Concrètement, tout candidat médicament doit être testé sur au moins deux espèces animales, notamment un rongeur (le plus souvent le rat) et un non rongeur (le chien ou le singe). Pour le chien, cela suppose le gavage par sonde gastrique jusqu’à trois fois par jour pendant 90 jours, sans anesthésie, ni analgésie. La race de chien la plus utilisée est le beagle, sélectionnée pour ses traits d'obéissance et de docilité. À la fin des 90 jours, les chiens sont tous euthanasiés et leurs organes examinés. Des vidéos tournées en caméra cachée montrent souvent une souffrance importante. Suite au gavage, il arrive que le médicament passe dans les poumons plutôt que dans l’estomac, provoquant une pneumonie.

Cela seul pourrait déjà choquer les actionnaires et les investisseurs, mais il existe un autre enjeu important. Les technologies dont nous disposons aujourd’hui (organes humains sur puce, cultures cellulaires humaines en trois dimensions, cellules souches d’origine humaine, organoïdes, etc.) sont beaucoup plus fiables et pertinentes pour la santé humaine que les essais sur des animaux. Pourtant, ces technologies sont bloquées faute de fonds publics pour les faire « valider ». Une validation qui, c'est un comble, n'a pas été imposée aux essais réglementaires qui se font sur des animaux (essai de cancérogénicité, de toxicité aiguë, de toxicité chronique, de toxicité pour la reproduction, etc.).

Le processus de validation consiste en une évaluation strictement scientifique réalisée par trois laboratoires agréés par la Commission européenne à cet effet. Le coût minimum d’une telle évaluation est d’un million d’euros, prohibitif pour les organisations de protection animale. Par contre, l’industrie pharmaceutique possède les compétences et les moyens financiers nécessaires pour réaliser l’étape essentielle de la validation des nouvelles technologies capables de remplacer les essais sur des animaux. Qu'attend-elle ? 
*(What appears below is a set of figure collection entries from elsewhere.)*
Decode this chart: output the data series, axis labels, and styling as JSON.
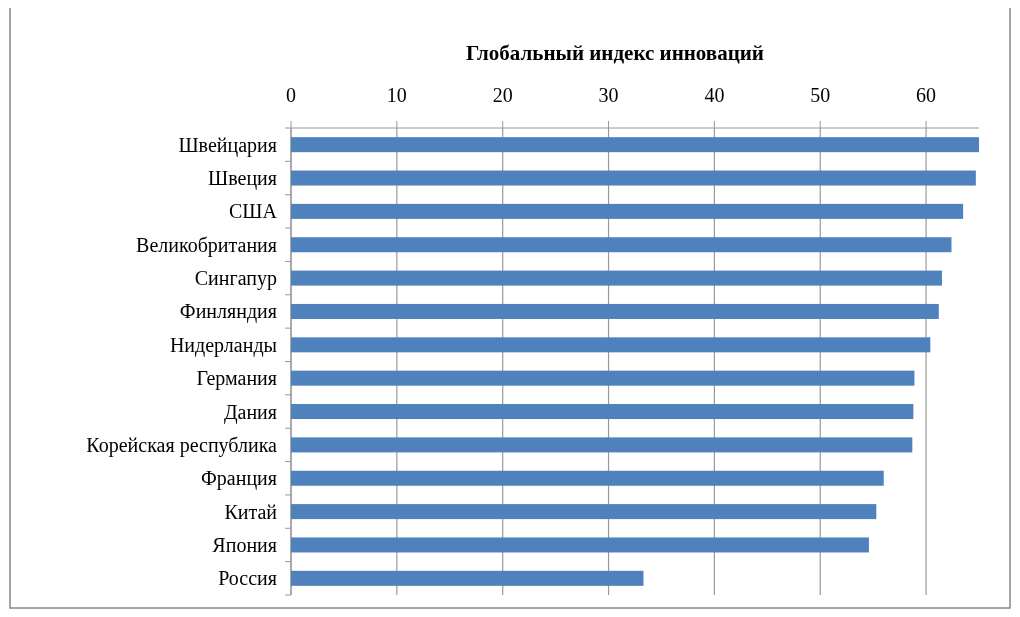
{
  "chart_data": {
    "type": "bar",
    "orientation": "horizontal",
    "title": "Глобальный индекс инноваций",
    "categories": [
      "Швейцария",
      "Швеция",
      "США",
      "Великобритания",
      "Сингапур",
      "Финляндия",
      "Нидерланды",
      "Германия",
      "Дания",
      "Корейская республика",
      "Франция",
      "Китай",
      "Япония",
      "Россия"
    ],
    "values": [
      65.0,
      64.7,
      63.5,
      62.4,
      61.5,
      61.2,
      60.4,
      58.9,
      58.8,
      58.7,
      56.0,
      55.3,
      54.6,
      33.3
    ],
    "color": "#4f81bd",
    "xlim": [
      0,
      65
    ],
    "xticks": [
      0,
      10,
      20,
      30,
      40,
      50,
      60
    ],
    "grid": "x"
  }
}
Cette tribune constitue donc l'appel d’un vétérinaire aux actionnaires de l'industrie pharmaceutique pour faire évoluer la science, aussi bien pour éviter la souffrance animale inutile que pour évaluer de façon fiable l'efficacité et les possibles effets secondaires de nos médicaments. Malgré les essais sur des animaux, les effets indésirables des médicaments provoquent des dizaines de milliers de décès par an et plusieurs centaines de milliers d'hospitalisations. Ce phénomène constitue la troisième cause de décès chez l'homme, après les infarctus du myocarde et les cancers.